Abstract: Cubic equations in two variables, or elliptic curves, have been in the forefront of number theory since since the time of Fermat. I will focus on the group of rational points, which Mordell proved was finitely generated. I will review the conjecture of Birch and Swinnerton- Dyer, which attempts to predict the rank of this group from the average number of points (\(\mod p\)), and will discuss the progress that has been made on this conjecture to date.
Abstract: Hyperelliptic curves first appeared in work of Abel, who generalized Euler’s addition laws for elliptic integrals. Abel defined their genus \(g\) as the number of integrals of the first kind. Every hyperelliptic curve of genus g has an affine equation of the form \(y^2 = F(x)\), where \(F(x)\) is a separable polynomial of degree \(2g+2\) or \(2g+1\). Abel, Legendre, Jacobi, and Riemann studied these curves over the real and complex numbers. In this talk, I will focus on curves defined over the rational numbers, and will study the set of their rational solutions. Faltings proved that when the genus \(g\) is at least \(2\), this set is finite.
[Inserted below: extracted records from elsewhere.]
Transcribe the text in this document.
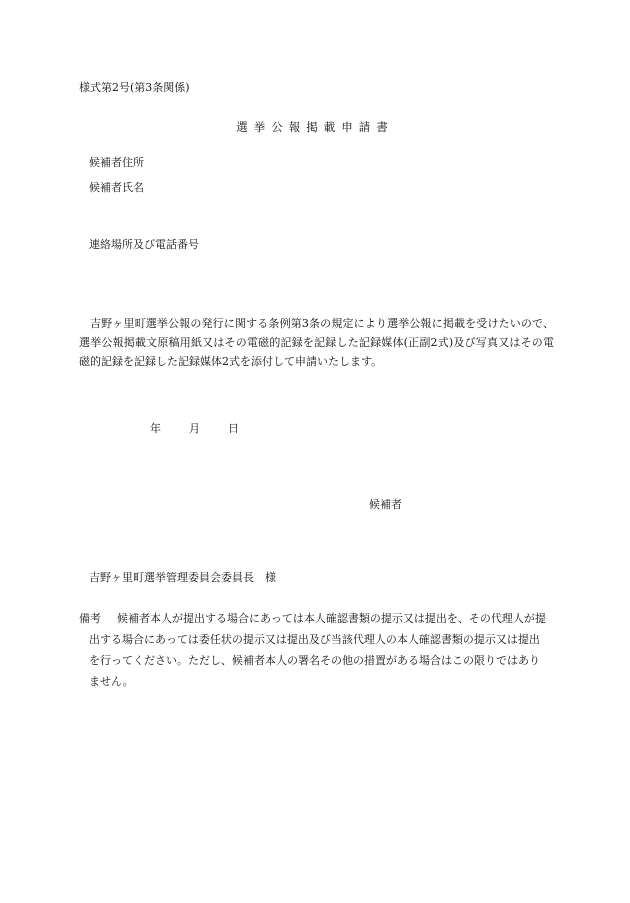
様式第2号(第3条関係)
選挙公報掲載申請書
候補者住所
候補者氏名
連絡場所及び電話番号
吉野ヶ里町選挙公報の発行に関する条例第3条の規定により選挙公報に掲載を受けたいので、選挙公報掲載文原稿用紙又はその電磁的記録を記録した記録媒体(正副2式)及び写真又はその電磁的記録を記録した記録媒体2式を添付して申請いたします。
年	月	日
候補者
吉野ヶ里町選挙管理委員会委員長　様
備考	候補者本人が提出する場合にあっては本人確認書類の提示又は提出を、その代理人が提出する場合にあっては委任状の提示又は提出及び当該代理人の本人確認書類の提示又は提出を行ってください。ただし、候補者本人の署名その他の措置がある場合はこの限りではありません。
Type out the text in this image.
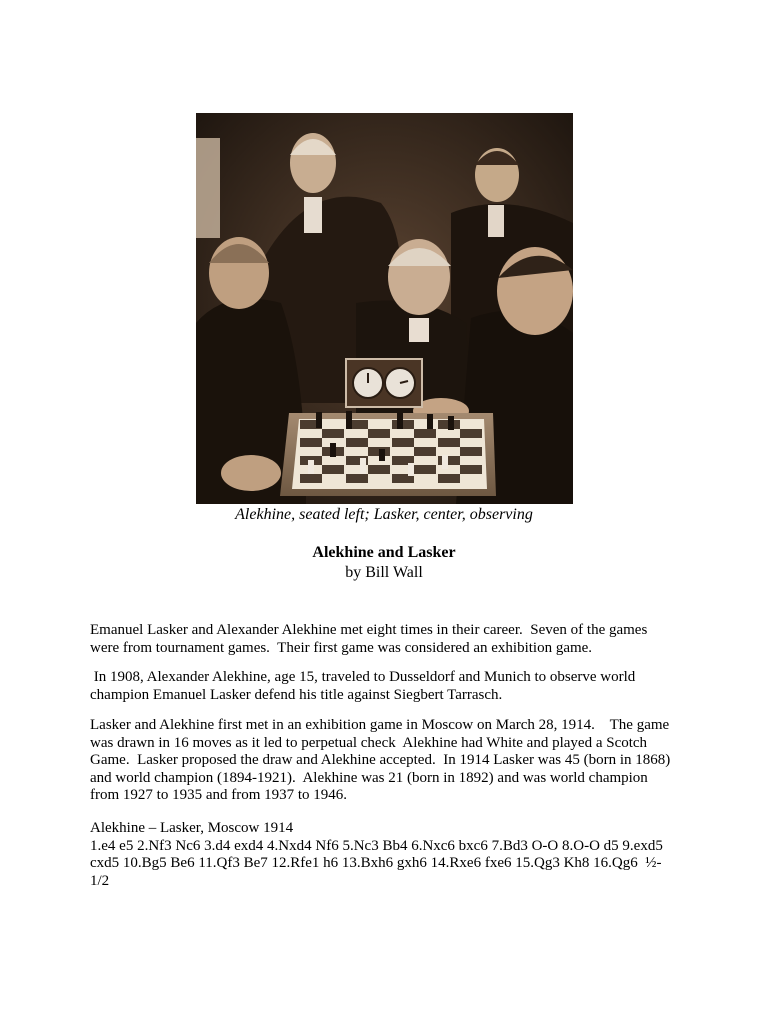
Alekhine, seated left; Lasker, center, observing
Alekhine and Lasker
by Bill Wall

Emanuel Lasker and Alexander Alekhine met eight times in their career.  Seven of the games

were from tournament games.  Their first game was considered an exhibition game.

In 1908, Alexander Alekhine, age 15, traveled to Dusseldorf and Munich to observe world

champion Emanuel Lasker defend his title against Siegbert Tarrasch.

Lasker and Alekhine first met in an exhibition game in Moscow on March 28, 1914.    The game

was drawn in 16 moves as it led to perpetual check  Alekhine had White and played a Scotch

Game.  Lasker proposed the draw and Alekhine accepted.  In 1914 Lasker was 45 (born in 1868)

and world champion (1894-1921).  Alekhine was 21 (born in 1892) and was world champion

from 1927 to 1935 and from 1937 to 1946.

Alekhine – Lasker, Moscow 1914

1.e4 e5 2.Nf3 Nc6 3.d4 exd4 4.Nxd4 Nf6 5.Nc3 Bb4 6.Nxc6 bxc6 7.Bd3 O-O 8.O-O d5 9.exd5

cxd5 10.Bg5 Be6 11.Qf3 Be7 12.Rfe1 h6 13.Bxh6 gxh6 14.Rxe6 fxe6 15.Qg3 Kh8 16.Qg6  ½-

1/2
Using ideas of Bhargava, one can now show that it is usually empty.
Abstract: In this talk, we will briefly review the theory of complex multiplication and define certain special points, called Heegner points, on the modular curves \(X_0(N)\). Following Birch, we will consider the divisor classes supported on these points in the Jacobian, and will discuss methods that can be used to show that these classes are non-trivial. We will end with applications to the conjecture of Birch and Swinnerton-Dyer for elliptic curves over the rational numbers.